45If she’d asked me I’d have said yes in an instant. I’d love to have a dog. Or would I? The fact that my wife and I have not got a dog despite thinking about getting a dog, mulling it over and talking about nothing else for five years, suggests that maybe we don’t want a dog. In some way, though, this dog — a dog that looks more like a concentrated idea of dog than any particular breed of dog — is there to remind me that I do want a dog, that it’s not for nothing that we spend all our time talking about getting a dog and looking at dog websites and that we already have a name for the dog that we’ve not got around to getting: Monkey, named after Stalker’s daughter, even though this is a potentially confusing name for a dog, just as Cat or Fish would be.
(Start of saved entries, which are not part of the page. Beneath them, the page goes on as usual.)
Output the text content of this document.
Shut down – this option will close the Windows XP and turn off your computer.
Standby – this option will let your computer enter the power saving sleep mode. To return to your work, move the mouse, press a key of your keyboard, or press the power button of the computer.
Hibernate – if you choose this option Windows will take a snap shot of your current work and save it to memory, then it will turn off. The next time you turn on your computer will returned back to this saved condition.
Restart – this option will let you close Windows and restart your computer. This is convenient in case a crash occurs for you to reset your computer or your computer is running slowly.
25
But then — this is why we go round in circles the whole time — we also know that the reason we have not got a dog yet is because there is only one dog we want, Dotty, our friends’ lurcher. That would be my deepest wish: for our friends suddenly to say, ‘You’ve been such good friends to us over the years that we’ve decided to give you Dotty, even though a lurcher needs lots of open space and you don’t even have a garden and she will miss us and the Kent countryside so badly that she’ll probably just pine away and die in a fortnight.’